Method table length and method table collection

The Class file storage format describes methods in almost exactly the same way that fields are described. The method table is structured like a field table. This includes access_flags, name_index, descriptor_index, and attributes

Where is the code in a method whose definition can be expressed through access flags, names, and descriptor indexes?

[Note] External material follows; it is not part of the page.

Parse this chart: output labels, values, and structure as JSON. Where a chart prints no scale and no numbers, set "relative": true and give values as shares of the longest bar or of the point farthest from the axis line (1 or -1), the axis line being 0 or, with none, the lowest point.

The Java Code in a method is compiled by the compiler into bytecode instructions and stored in a property called “Code” in the method’s property sheet collection.

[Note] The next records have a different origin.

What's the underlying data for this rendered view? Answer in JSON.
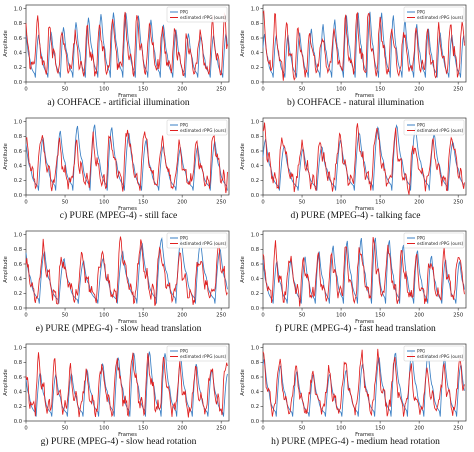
{
  "colors": {
    "ppg": "#3a7fc4",
    "rppg": "#e02020",
    "axis": "#333333"
  },
  "chart_data": [
    {
      "type": "line",
      "caption": "a) COHFACE - artificial illumination",
      "xlabel": "Frames",
      "ylabel": "Amplitude",
      "xlim": [
        0,
        260
      ],
      "ylim": [
        0,
        1.05
      ],
      "xticks": [
        0,
        50,
        100,
        150,
        200,
        250
      ],
      "yticks": [
        0.0,
        0.2,
        0.4,
        0.6,
        0.8,
        1.0
      ],
      "legend_position": "top-right",
      "period": 16,
      "phase": 4,
      "seed": 11,
      "series": [
        {
          "name": "PPG",
          "color": "#3a7fc4"
        },
        {
          "name": "estimated rPPG (ours)",
          "color": "#e02020"
        }
      ]
    },
    {
      "type": "line",
      "caption": "b) COHFACE - natural illumination",
      "xlabel": "Frames",
      "ylabel": "Amplitude",
      "xlim": [
        0,
        260
      ],
      "ylim": [
        0,
        1.05
      ],
      "xticks": [
        0,
        50,
        100,
        150,
        200,
        250
      ],
      "yticks": [
        0.0,
        0.2,
        0.4,
        0.6,
        0.8,
        1.0
      ],
      "legend_position": "top-right",
      "period": 15,
      "phase": 2,
      "seed": 23,
      "series": [
        {
          "name": "PPG",
          "color": "#3a7fc4"
        },
        {
          "name": "estimated rPPG (ours)",
          "color": "#e02020"
        }
      ]
    },
    {
      "type": "line",
      "caption": "c) PURE (MPEG-4) - still face",
      "xlabel": "Frames",
      "ylabel": "Amplitude",
      "xlim": [
        0,
        260
      ],
      "ylim": [
        0,
        1.05
      ],
      "xticks": [
        0,
        50,
        100,
        150,
        200,
        250
      ],
      "yticks": [
        0.0,
        0.2,
        0.4,
        0.6,
        0.8,
        1.0
      ],
      "legend_position": "top-right",
      "period": 22,
      "phase": 6,
      "seed": 37,
      "series": [
        {
          "name": "PPG",
          "color": "#3a7fc4"
        },
        {
          "name": "estimated rPPG (ours)",
          "color": "#e02020"
        }
      ]
    },
    {
      "type": "line",
      "caption": "d) PURE (MPEG-4) - talking face",
      "xlabel": "Frames",
      "ylabel": "Amplitude",
      "xlim": [
        0,
        260
      ],
      "ylim": [
        0,
        1.05
      ],
      "xticks": [
        0,
        50,
        100,
        150,
        200,
        250
      ],
      "yticks": [
        0.0,
        0.2,
        0.4,
        0.6,
        0.8,
        1.0
      ],
      "legend_position": "top-right",
      "period": 24,
      "phase": 3,
      "seed": 41,
      "series": [
        {
          "name": "PPG",
          "color": "#3a7fc4"
        },
        {
          "name": "estimated rPPG (ours)",
          "color": "#e02020"
        }
      ]
    },
    {
      "type": "line",
      "caption": "e) PURE (MPEG-4) - slow head translation",
      "xlabel": "Frames",
      "ylabel": "Amplitude",
      "xlim": [
        0,
        260
      ],
      "ylim": [
        0,
        1.05
      ],
      "xticks": [
        0,
        50,
        100,
        150,
        200,
        250
      ],
      "yticks": [
        0.0,
        0.2,
        0.4,
        0.6,
        0.8,
        1.0
      ],
      "legend_position": "top-right",
      "period": 25,
      "phase": 8,
      "seed": 53,
      "series": [
        {
          "name": "PPG",
          "color": "#3a7fc4"
        },
        {
          "name": "estimated rPPG (ours)",
          "color": "#e02020"
        }
      ]
    },
    {
      "type": "line",
      "caption": "f) PURE (MPEG-4) - fast head translation",
      "xlabel": "Frames",
      "ylabel": "Amplitude",
      "xlim": [
        0,
        260
      ],
      "ylim": [
        0,
        1.05
      ],
      "xticks": [
        0,
        50,
        100,
        150,
        200,
        250
      ],
      "yticks": [
        0.0,
        0.2,
        0.4,
        0.6,
        0.8,
        1.0
      ],
      "legend_position": "top-right",
      "period": 18,
      "phase": 5,
      "seed": 67,
      "series": [
        {
          "name": "PPG",
          "color": "#3a7fc4"
        },
        {
          "name": "estimated rPPG (ours)",
          "color": "#e02020"
        }
      ]
    },
    {
      "type": "line",
      "caption": "g) PURE (MPEG-4) - slow head rotation",
      "xlabel": "Frames",
      "ylabel": "Amplitude",
      "xlim": [
        0,
        260
      ],
      "ylim": [
        0,
        1.05
      ],
      "xticks": [
        0,
        50,
        100,
        150,
        200,
        250
      ],
      "yticks": [
        0.0,
        0.2,
        0.4,
        0.6,
        0.8,
        1.0
      ],
      "legend_position": "top-right",
      "period": 20,
      "phase": 7,
      "seed": 79,
      "series": [
        {
          "name": "PPG",
          "color": "#3a7fc4"
        },
        {
          "name": "estimated rPPG (ours)",
          "color": "#e02020"
        }
      ]
    },
    {
      "type": "line",
      "caption": "h) PURE (MPEG-4) - medium head rotation",
      "xlabel": "Frames",
      "ylabel": "Amplitude",
      "xlim": [
        0,
        260
      ],
      "ylim": [
        0,
        1.05
      ],
      "xticks": [
        0,
        50,
        100,
        150,
        200,
        250
      ],
      "yticks": [
        0.0,
        0.2,
        0.4,
        0.6,
        0.8,
        1.0
      ],
      "legend_position": "top-right",
      "period": 21,
      "phase": 4,
      "seed": 97,
      "series": [
        {
          "name": "PPG",
          "color": "#3a7fc4"
        },
        {
          "name": "estimated rPPG (ours)",
          "color": "#e02020"
        }
      ]
    }
  ]
}
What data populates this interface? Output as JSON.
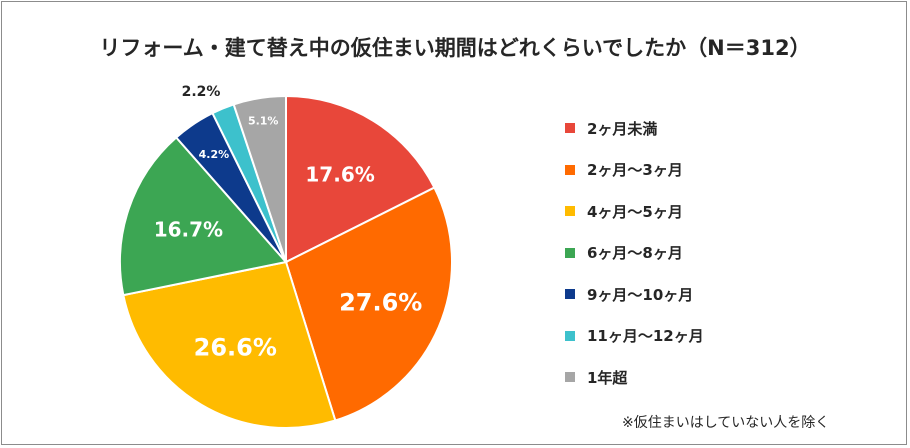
{
  "title": "リフォーム・建て替え中の仮住まい期間はどれくらいでしたか（N＝312）",
  "note": "※仮住まいはしていない人を除く",
  "chart_data": {
    "type": "pie",
    "title": "リフォーム・建て替え中の仮住まい期間はどれくらいでしたか（N＝312）",
    "categories": [
      "2ヶ月未満",
      "2ヶ月～3ヶ月",
      "4ヶ月～5ヶ月",
      "6ヶ月～8ヶ月",
      "9ヶ月～10ヶ月",
      "11ヶ月～12ヶ月",
      "1年超"
    ],
    "values": [
      17.6,
      27.6,
      26.6,
      16.7,
      4.2,
      2.2,
      5.1
    ],
    "labels": [
      "17.6%",
      "27.6%",
      "26.6%",
      "16.7%",
      "4.2%",
      "2.2%",
      "5.1%"
    ],
    "colors": [
      "#E8473A",
      "#FF6A00",
      "#FFBB00",
      "#3CA653",
      "#0D3A8C",
      "#3DC1CC",
      "#A6A6A6"
    ],
    "legend": "right"
  }
}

Attribute_name_index corresponds to a constant index of type CONSTANT_Utf8_info, which is fixed to "Code".

Property sheet length and collection of property sheets

Class files, field tables, and method tables can all carry their own set of property tables to describe information specific to certain scenarios

With other data class files projects strict sequence length is different, property sheet set limit is relatively loose, does not require the table for each attribute has a strict sequence, as long as you don’t with existing attribute name repetition, anyone to realize the compiler can be to write their own property sheet properties, the JVM running automatically ignore unknown attribute.

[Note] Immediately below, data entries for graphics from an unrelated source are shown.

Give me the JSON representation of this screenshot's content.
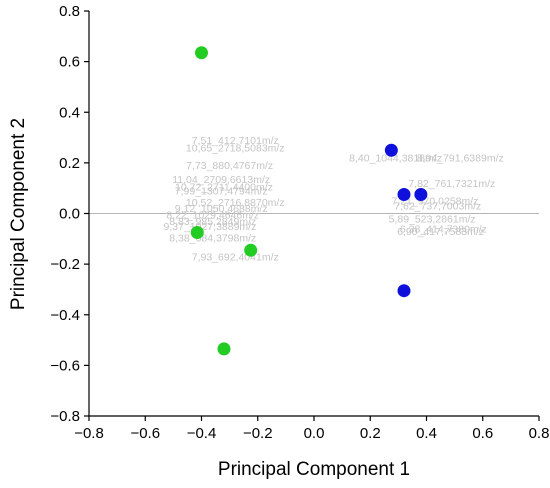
{
  "chart_data": {
    "type": "scatter",
    "xlabel": "Principal Component 1",
    "ylabel": "Principal Component 2",
    "xlim": [
      -0.8,
      0.8
    ],
    "ylim": [
      -0.8,
      0.8
    ],
    "xticks": [
      -0.8,
      -0.6,
      -0.4,
      -0.2,
      0.0,
      0.2,
      0.4,
      0.6,
      0.8
    ],
    "yticks": [
      -0.8,
      -0.6,
      -0.4,
      -0.2,
      0.0,
      0.2,
      0.4,
      0.6,
      0.8
    ],
    "tick_labels": [
      "−0.8",
      "−0.6",
      "−0.4",
      "−0.2",
      "0.0",
      "0.2",
      "0.4",
      "0.6",
      "0.8"
    ],
    "zero_line": true,
    "grid": false,
    "series": [
      {
        "color": "#22cc22",
        "points": [
          {
            "x": -0.4,
            "y": 0.635
          },
          {
            "x": -0.415,
            "y": -0.075
          },
          {
            "x": -0.225,
            "y": -0.145
          },
          {
            "x": -0.32,
            "y": -0.535
          }
        ]
      },
      {
        "color": "#1010dd",
        "points": [
          {
            "x": 0.275,
            "y": 0.25
          },
          {
            "x": 0.32,
            "y": 0.075
          },
          {
            "x": 0.38,
            "y": 0.075
          },
          {
            "x": 0.32,
            "y": -0.305
          }
        ]
      }
    ],
    "loading_labels": [
      {
        "text": "7,51_412,7101m/z",
        "x": -0.28,
        "y": 0.275
      },
      {
        "text": "10,65_2718,5083m/z",
        "x": -0.28,
        "y": 0.245
      },
      {
        "text": "7,73_880,4767m/z",
        "x": -0.3,
        "y": 0.175
      },
      {
        "text": "11,04_2709,6613m/z",
        "x": -0.33,
        "y": 0.12
      },
      {
        "text": "10,72_2711,4400m/z",
        "x": -0.32,
        "y": 0.09
      },
      {
        "text": "7,99_1307,4794m/z",
        "x": -0.33,
        "y": 0.075
      },
      {
        "text": "10,52_2716,8870m/z",
        "x": -0.28,
        "y": 0.03
      },
      {
        "text": "9,12_1050,4688m/z",
        "x": -0.33,
        "y": 0.005
      },
      {
        "text": "8,22_1029,4646m/z",
        "x": -0.36,
        "y": -0.02
      },
      {
        "text": "8,83_985,2849m/z",
        "x": -0.36,
        "y": -0.045
      },
      {
        "text": "9,37_1027,3889m/z",
        "x": -0.37,
        "y": -0.065
      },
      {
        "text": "8,38_684,3798m/z",
        "x": -0.36,
        "y": -0.11
      },
      {
        "text": "7,93_692,4041m/z",
        "x": -0.28,
        "y": -0.185
      },
      {
        "text": "8,40_1044,3818m/z",
        "x": 0.29,
        "y": 0.205
      },
      {
        "text": "8,94_791,6389m/z",
        "x": 0.52,
        "y": 0.205
      },
      {
        "text": "7,82_761,7321m/z",
        "x": 0.49,
        "y": 0.105
      },
      {
        "text": "7,21_970,0258m/z",
        "x": 0.43,
        "y": 0.035
      },
      {
        "text": "7,62_737,7003m/z",
        "x": 0.44,
        "y": 0.015
      },
      {
        "text": "5,89_523,2861m/z",
        "x": 0.42,
        "y": -0.035
      },
      {
        "text": "6,90_417,7583m/z",
        "x": 0.45,
        "y": -0.085
      },
      {
        "text": "6,38_414,7380m/z",
        "x": 0.46,
        "y": -0.075
      }
    ]
  }
}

The following table defines the properties in java7:

The attribute name Use location meaning
Code Method table Bytecode instructions compiled into Java code
ConstantValue Field in the table Constant pool defined by the final keyword
Deprecated Class, method, field list Methods and fields declared deprecated
Exceptions Method table Method throws an exception
EnclosingMethod The class file This property is available only if a class is local or anonymous and identifies the enclosing method of the class
InnerClass The class file Inner class list
LineNumberTable Code attributes The mapping of Java source line numbers to bytecode instructions
LocalVariableTable Code attributes Local defecate description of the method
StackMapTable Code attributes New property in JDK1.6 that allows the new type checker to check and process classes that are required to match local variables and operands of the target method
Signature Class, method table, field table Used to support method signatures in case of generics
SourceFile The class file Record the source file name
SourceDebugExtension The class file Store additional debugging information
Synthetic Class, method table, field table Flag methods or fields are automatically generated by the compiler
LocalVariableTypeTable class The use of characteristic signatures instead of descriptors was added to describe generic parameterized types after the introduction of generic syntax
RuntimeVisibleAnnotations Class, method table, field table Support for dynamic annotations
RuntimeInvisibleAnnotations Table, method table, field table Use to indicate which annotations are not visible at runtime
RuntimeVisibleParameterAnnotation Method table Role similar to RuntimeVisibleAnnotations attribute, only role for the object
RuntimeInvisibleParameterAnnotation Method table Like RuntimeInvisibleAnnotations attribute, function as object which for method parameters
AnnotationDefault Method table Use to record the default value of the annotation class element
BootstrapMethods The class file Bootstrap qualifier used to hold an InvokedDynamic instruction reference

For a list of field table sets, property table sets, method table sets, and ACess_flag sets, consult section 6.3 of Understanding the JAVA Virtual Machine like a dictionary. We just need to understand the principle.